Multi-action dialog policy, which generates multiple atomic dialog actions
per turn, has been widely applied in task-oriented dialog systems to provide
expressive and efficient system responses. Existing policy models usually
imitate action combinations from the labeled multi-action dialog examples. Due
to data limitations, they generalize poorly toward unseen dialog flows. While
reinforcement learning-based methods are proposed to incorporate the service
ratings from real users and user simulators as external supervision signals,
they suffer from sparse and less credible dialog-level rewards.
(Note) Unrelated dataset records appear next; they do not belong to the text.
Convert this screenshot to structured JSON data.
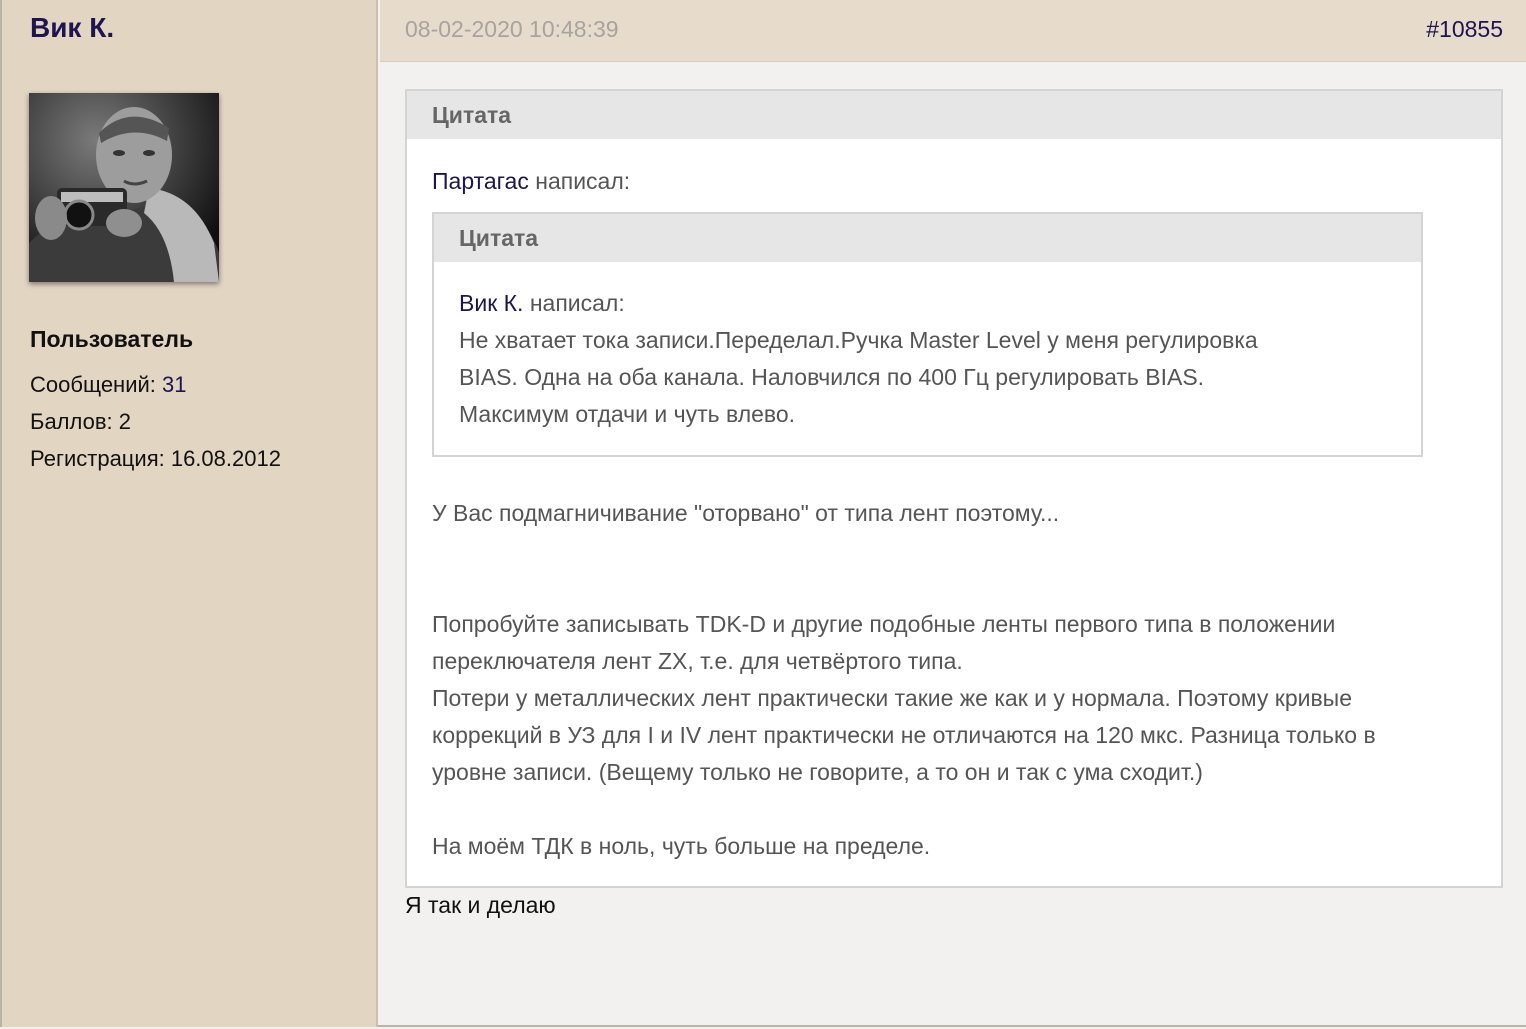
{
  "user": {
    "name": "Вик К.",
    "rank": "Пользователь",
    "messages_label": "Сообщений: ",
    "messages_value": "31",
    "points_label": "Баллов: 2",
    "registration_label": "Регистрация: 16.08.2012"
  },
  "post": {
    "date": "08-02-2020 10:48:39",
    "number": "#10855",
    "reply_text": "Я так и делаю"
  },
  "outer_quote": {
    "title": "Цитата",
    "author": "Партагас",
    "wrote": " написал:",
    "lines": [
      "У Вас подмагничивание \"оторвано\" от типа лент поэтому...",
      "Попробуйте записывать TDK-D и другие подобные ленты первого типа в положении",
      "переключателя лент ZX, т.е. для четвёртого типа.",
      "Потери у металлических лент практически такие же как и у нормала. Поэтому кривые",
      "коррекций в УЗ для I и IV лент практически не отличаются на 120 мкс. Разница только в",
      "уровне записи. (Вещему только не говорите, а то он и так с ума сходит.)",
      "На моём ТДК в ноль, чуть больше на пределе."
    ]
  },
  "inner_quote": {
    "title": "Цитата",
    "author": "Вик К.",
    "wrote": " написал:",
    "lines": [
      "Не хватает тока записи.Переделал.Ручка Master Level у меня регулировка",
      "BIAS. Одна на оба канала. Наловчился по 400 Гц регулировать BIAS.",
      "Максимум отдачи и чуть влево."
    ]
  }
}
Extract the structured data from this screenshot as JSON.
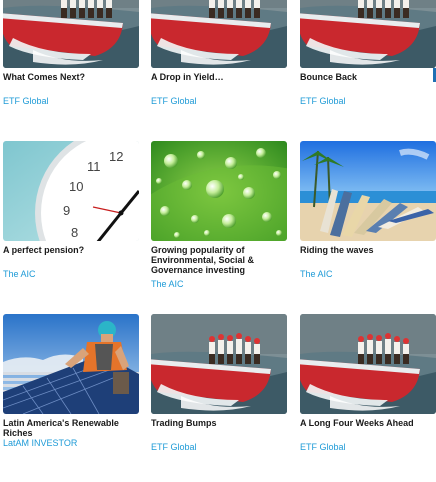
{
  "articles": [
    {
      "title": "What Comes Next?",
      "source": "ETF Global",
      "image": "sailing-boat-image"
    },
    {
      "title": "A Drop in Yield…",
      "source": "ETF Global",
      "image": "sailing-boat-image"
    },
    {
      "title": "Bounce Back",
      "source": "ETF Global",
      "image": "sailing-boat-image"
    },
    {
      "title": "A perfect pension?",
      "source": "The AIC",
      "image": "wall-clock-image"
    },
    {
      "title": "Growing popularity of Environmental, Social & Governance investing",
      "source": "The AIC",
      "image": "water-droplets-leaf-image"
    },
    {
      "title": "Riding the waves",
      "source": "The AIC",
      "image": "beach-surfboards-image"
    },
    {
      "title": "Latin America's Renewable Riches",
      "source": "LatAM INVESTOR",
      "image": "solar-panel-worker-image"
    },
    {
      "title": "Trading Bumps",
      "source": "ETF Global",
      "image": "sailing-boat-image"
    },
    {
      "title": "A Long Four Weeks Ahead",
      "source": "ETF Global",
      "image": "sailing-boat-image"
    }
  ],
  "colors": {
    "link": "#1f9bd7",
    "title": "#1a1a1a"
  }
}
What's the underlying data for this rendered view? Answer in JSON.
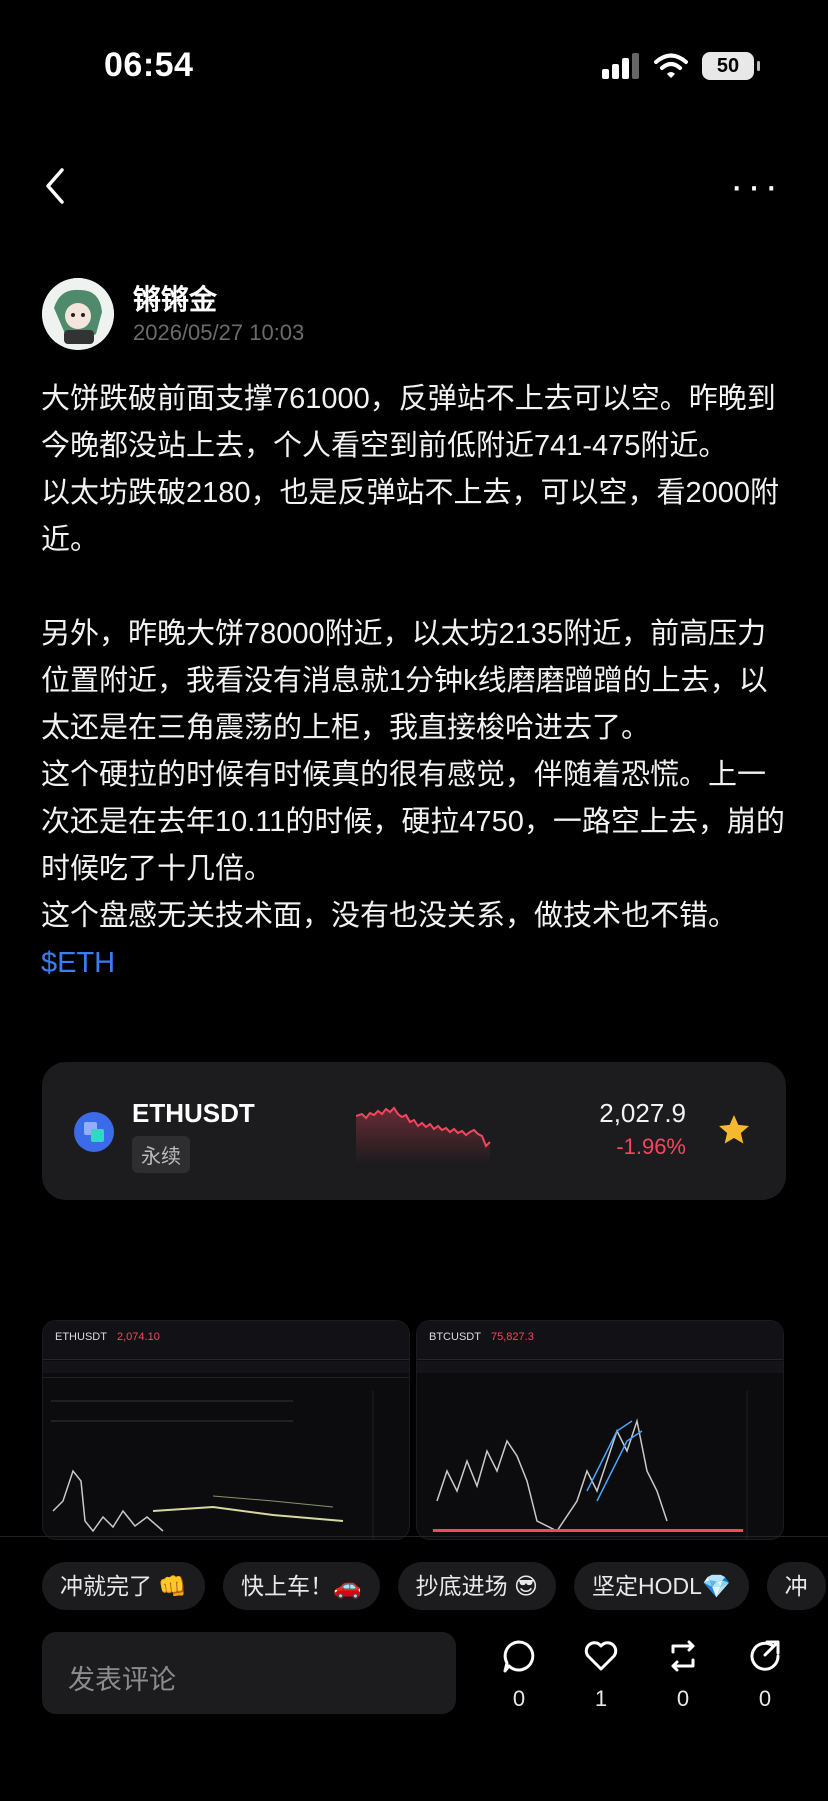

To cope with
this problem, we explore to improve multi-action dialog policy learning with
explicit and implicit turn-level user feedback received for historical
predictions (i.e., logged user feedback) that are cost-efficient to collect and
faithful to real-world scenarios. The task is challenging since the logged user
feedback provides only partial label feedback limited to the particular
historical dialog actions predicted by the agent. To fully exploit such
feedback information, we propose BanditMatch, which addresses the task from a
feedback-enhanced semi-supervised learning perspective with a hybrid objective
of semi-supervised learning and bandit learning. BanditMatch integrates
pseudo-labeling methods to better explore the action space through constructing
full label feedback. Extensive experiments show that our BanditMatch
outperforms the state-of-the-art methods by generating more concise and
informative responses. The source code and the appendix of this paper can be
obtained from this https URL.

本文提出了一种基于 BanditMatch 的多动作对话策略学习方法，通过利用显式和隐式的转折用户反馈来提高策略学习效果，该方法综合了半监督学习和万能学习的混合目标。